The week in business: 17 February


AS Monaco acquires Cercle Brugge, an unstaffed building products outlet in Zaventem and an overview of the rest of the week's company news

Building products – Wienerberger

The Kortrijk-based roof-tile and building products manufacturer has acquired France’s Cérabati, producer of floor coverings and ceramic tiles, to become France’s largest player in the business.

Football – Cercle Brugge
Bruges’ football club, playing in the second tier of the Belgian league, is being sold to Association Sportive Monaco, current leader of the French championship. AS Monaco is owned by Russian magnate Dmitry Rybolovlev.

Food – Colruyt
The family holding company of the country’s leading supermarket has acquired Ojah, the  Dutch producer of the Plenti range of meat-free soy and vegetable-based proteins.

Culture – Katoen Natie
The Antwerp logistics company is investing €30 million in partnership with multi-media entertainment giant Studio 100 to build a state-of-the-art performance and concert hall in a 15,000 square-metre warehouse in Beveren, on the left bank of the Scheldt. Studio 100’s musical 40-45 will be staged in the hall in 2018.

Retail – Würth
The German building products wholesaler has opened a store with no staff in Zaventem, its first in Europe.
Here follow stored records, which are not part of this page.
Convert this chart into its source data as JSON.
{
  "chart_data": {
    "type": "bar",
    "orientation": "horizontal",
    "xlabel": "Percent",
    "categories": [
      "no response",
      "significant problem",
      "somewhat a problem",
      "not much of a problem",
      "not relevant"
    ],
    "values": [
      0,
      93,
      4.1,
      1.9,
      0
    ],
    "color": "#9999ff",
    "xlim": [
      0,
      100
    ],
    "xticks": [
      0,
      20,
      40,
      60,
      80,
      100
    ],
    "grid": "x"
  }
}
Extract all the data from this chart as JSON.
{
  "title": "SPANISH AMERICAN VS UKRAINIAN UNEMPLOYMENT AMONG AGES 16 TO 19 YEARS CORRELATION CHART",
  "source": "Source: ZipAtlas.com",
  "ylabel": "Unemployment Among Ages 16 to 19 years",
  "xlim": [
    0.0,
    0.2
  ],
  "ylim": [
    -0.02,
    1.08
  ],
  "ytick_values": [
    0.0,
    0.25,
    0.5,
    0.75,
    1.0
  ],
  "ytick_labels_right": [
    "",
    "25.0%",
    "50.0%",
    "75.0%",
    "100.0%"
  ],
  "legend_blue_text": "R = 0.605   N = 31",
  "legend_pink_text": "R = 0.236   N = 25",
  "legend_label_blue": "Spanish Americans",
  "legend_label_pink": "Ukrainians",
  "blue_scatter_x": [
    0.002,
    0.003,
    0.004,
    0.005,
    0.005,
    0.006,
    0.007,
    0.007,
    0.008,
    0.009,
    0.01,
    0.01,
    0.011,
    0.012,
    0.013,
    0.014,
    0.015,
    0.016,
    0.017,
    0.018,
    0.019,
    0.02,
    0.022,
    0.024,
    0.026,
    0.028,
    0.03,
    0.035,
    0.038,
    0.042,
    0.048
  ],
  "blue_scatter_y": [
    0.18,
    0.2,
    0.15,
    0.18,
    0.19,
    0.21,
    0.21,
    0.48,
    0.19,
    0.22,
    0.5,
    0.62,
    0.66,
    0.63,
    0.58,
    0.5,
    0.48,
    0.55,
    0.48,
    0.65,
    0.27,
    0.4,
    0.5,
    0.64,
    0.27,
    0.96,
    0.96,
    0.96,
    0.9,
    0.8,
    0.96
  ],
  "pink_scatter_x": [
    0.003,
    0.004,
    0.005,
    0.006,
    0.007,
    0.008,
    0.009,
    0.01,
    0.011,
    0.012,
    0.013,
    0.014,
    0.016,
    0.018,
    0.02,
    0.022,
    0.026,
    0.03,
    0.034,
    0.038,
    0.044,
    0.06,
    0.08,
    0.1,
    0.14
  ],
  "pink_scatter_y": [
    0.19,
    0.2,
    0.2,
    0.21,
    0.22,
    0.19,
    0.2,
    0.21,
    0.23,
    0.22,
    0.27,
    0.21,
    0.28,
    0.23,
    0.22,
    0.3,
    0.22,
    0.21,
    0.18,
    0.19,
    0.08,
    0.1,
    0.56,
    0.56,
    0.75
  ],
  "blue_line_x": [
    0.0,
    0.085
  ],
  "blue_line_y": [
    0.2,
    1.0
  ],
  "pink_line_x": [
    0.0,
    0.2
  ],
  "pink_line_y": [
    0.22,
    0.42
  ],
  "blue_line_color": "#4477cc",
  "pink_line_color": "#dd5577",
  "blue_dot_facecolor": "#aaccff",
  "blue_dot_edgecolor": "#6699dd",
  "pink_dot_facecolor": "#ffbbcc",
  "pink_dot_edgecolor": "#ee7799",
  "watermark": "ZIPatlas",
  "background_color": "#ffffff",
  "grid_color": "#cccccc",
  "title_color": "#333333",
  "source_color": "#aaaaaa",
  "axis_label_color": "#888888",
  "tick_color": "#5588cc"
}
Wholesale customers can register to access the shop 24-hours a day, scan their own purchases and receive an invoice later.

Banking – KBC
Flanders’ largest financial institution has identified Ireland as one of its next growth markets. The bank has plans to invest heavily in its Irish activities to build its market share to 10%. For many years, KBC Ireland had been one of the bank’s problems, but it now believes it can successfully implement its business model there despite the potential impact of Brexit.     

Marketing – Gemaco
A leader in the development and manufacturer of promotional items and advertising gifts, the Mechelen-based Gemaco is being sold to Germany’s Capiton investment fund.